Rechtbank Rotterdam, 09-06-2022, ECLI:NL:RBROT:2022:4630, ROT 21/5559 en 21/5560

Gegevens

Instantie
Rechtbank Rotterdam
Datum uitspraak
9 juni 2022
Datum publicatie
14 juni 2022
ECLI
ECLI:NL:RBROT:2022:4630
Zaaknummer
ROT 21/5559 en 21/5560

Inhoudsindicatie

De Wav-boete komt te vervallen wegens strijd met het lex certa-beginsel. Uit de Regeling noch uit enig overgelegd stuk (over de totstandkomingsgeschiedenis van deze wijziging) blijkt dat het nieuwe artikel 1d van het BuWav ook van toepassing is op de kennismigrant die op een datum voorafgaand aan de inwerkingtreding ervan bij de werkgever in dienst is getreden en sindsdien onafgebroken voor dezelfde werkgever heeft gewerkt. Ook bij oplettendheid had eiser redelijkerwijze kunnen denken dat het vereiste girale maandloon niet golden voor bestaande dienstverbanden.

Uitspraak

Bestuursrecht

zaaknummers: ROT 21/5559 en 21/5560

gemachtigde: mr. E.T.P. Scheers,

en

gemachtigde: mr. J.E. Tiggelaar.

Procesverloop

ROT 21/5559

Bij besluit van 29 januari 2020 (het primaire besluit I) heeft verweerder aan eiser een bestuurlijke boete opgelegd van in totaal € 24.000,- wegens drie overtredingen van artikel 2, eerste lid, van de Wet arbeid vreemdelingen (Wav) en besloten tot openbaarmaking van de inspectiegegevens.

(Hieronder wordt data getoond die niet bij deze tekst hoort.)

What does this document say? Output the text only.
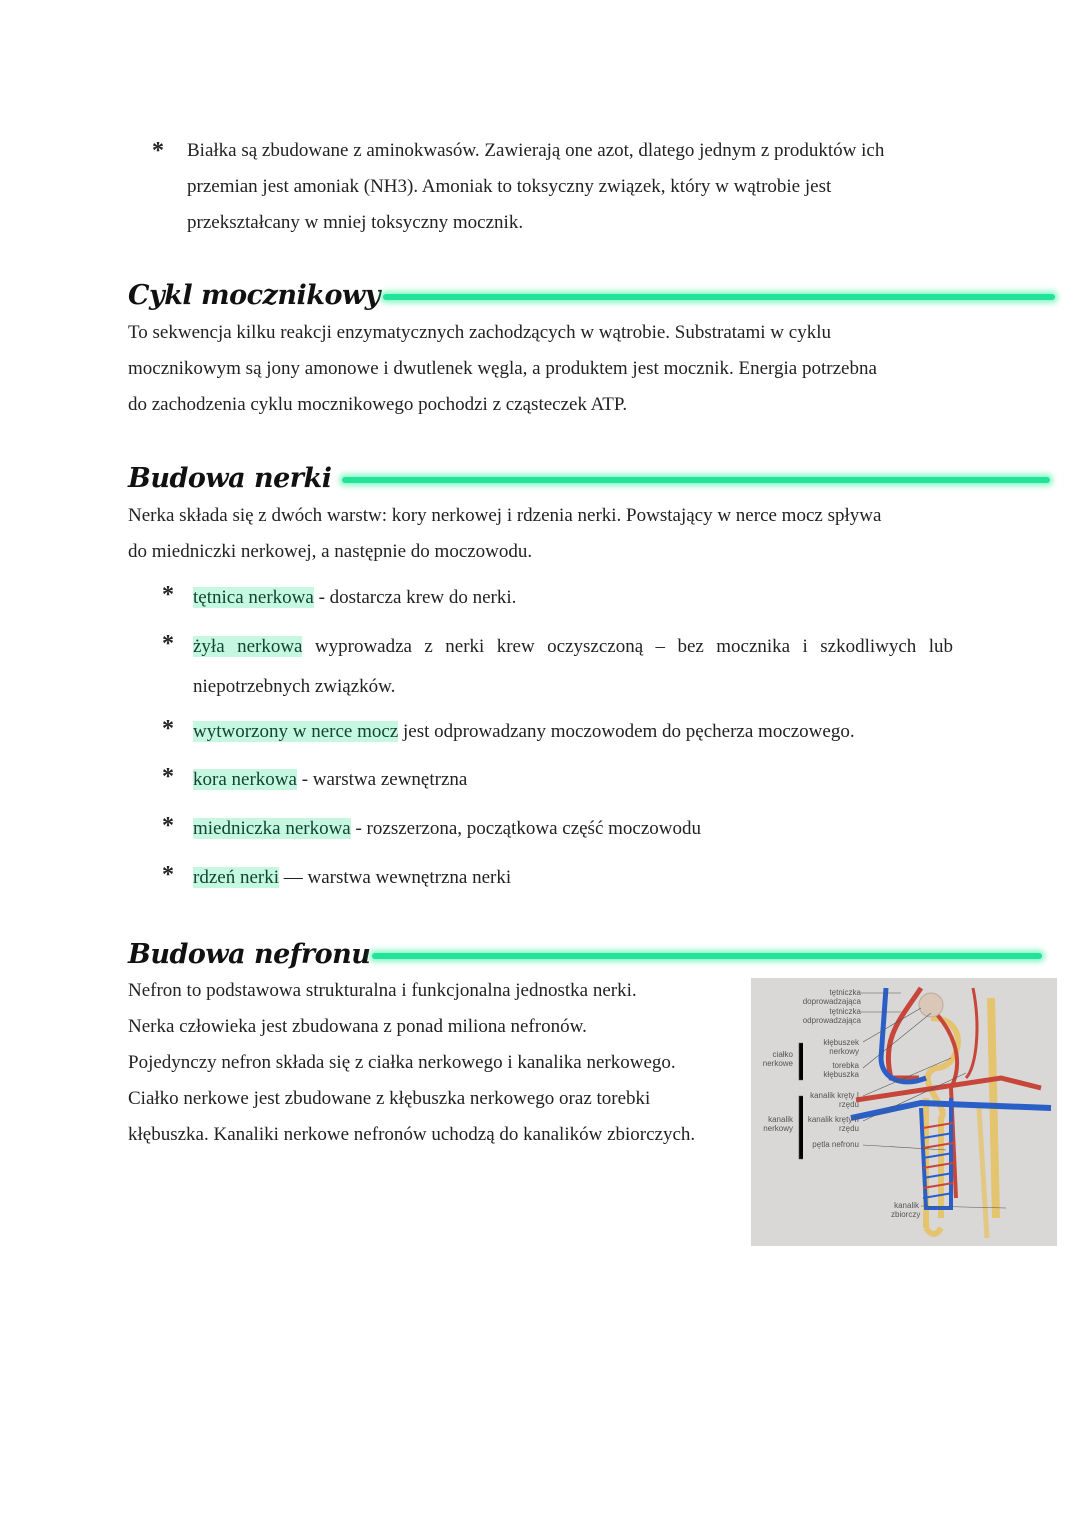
* Białka są zbudowane z aminokwasów. Zawierają one azot, dlatego jednym z produktów ich
przemian jest amoniak (NH3). Amoniak to toksyczny związek, który w wątrobie jest
przekształcany w mniej toksyczny mocznik.
Cykl mocznikowy
To sekwencja kilku reakcji enzymatycznych zachodzących w wątrobie. Substratami w cyklu
mocznikowym są jony amonowe i dwutlenek węgla, a produktem jest mocznik. Energia potrzebna
do zachodzenia cyklu mocznikowego pochodzi z cząsteczek ATP.
Budowa nerki
Nerka składa się z dwóch warstw: kory nerkowej i rdzenia nerki. Powstający w nerce mocz spływa
do miedniczki nerkowej, a następnie do moczowodu.
* tętnica nerkowa - dostarcza krew do nerki.
* żyła nerkowa wyprowadza z nerki krew oczyszczoną – bez mocznika i szkodliwych lub
niepotrzebnych związków.
* wytworzony w nerce mocz jest odprowadzany moczowodem do pęcherza moczowego.
* kora nerkowa - warstwa zewnętrzna
* miedniczka nerkowa - rozszerzona, początkowa część moczowodu
* rdzeń nerki — warstwa wewnętrzna nerki
Budowa nefronu
Nefron to podstawowa strukturalna i funkcjonalna jednostka nerki.
Nerka człowieka jest zbudowana z ponad miliona nefronów.
Pojedynczy nefron składa się z ciałka nerkowego i kanalika nerkowego.
Ciałko nerkowe jest zbudowane z kłębuszka nerkowego oraz torebki
kłębuszka. Kanaliki nerkowe nefronów uchodzą do kanalików zbiorczych.
tętniczka doprowadzająca
tętniczka odprowadzająca
ciałko nerkowe
kłębuszek nerkowy
torebka kłębuszka
kanalik nerkowy
kanalik kręty I rzędu
kanalik kręty II rzędu
pętla nefronu
kanalik zbiorczy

Bij besluit van 30 juni 2020 (het bestreden besluit I) heeft verweerder het bezwaar van eiser ten aanzien van de hoogte van de boete gegrond verklaard en de totale opgelegde boete verlaagd naar € 20.000,-.

ROT 21/5560

Bij besluit van 29 januari 2020 (het primaire besluit) heeft verweerder aan eiser een bestuurlijke boete opgelegd van €1.250,- wegens overtreding van artikel 7a, eerste lid, van de Wet minimumloon en minimumvakantiebijslag (Wml) en besloten tot openbaarmaking van de inspectiegegevens.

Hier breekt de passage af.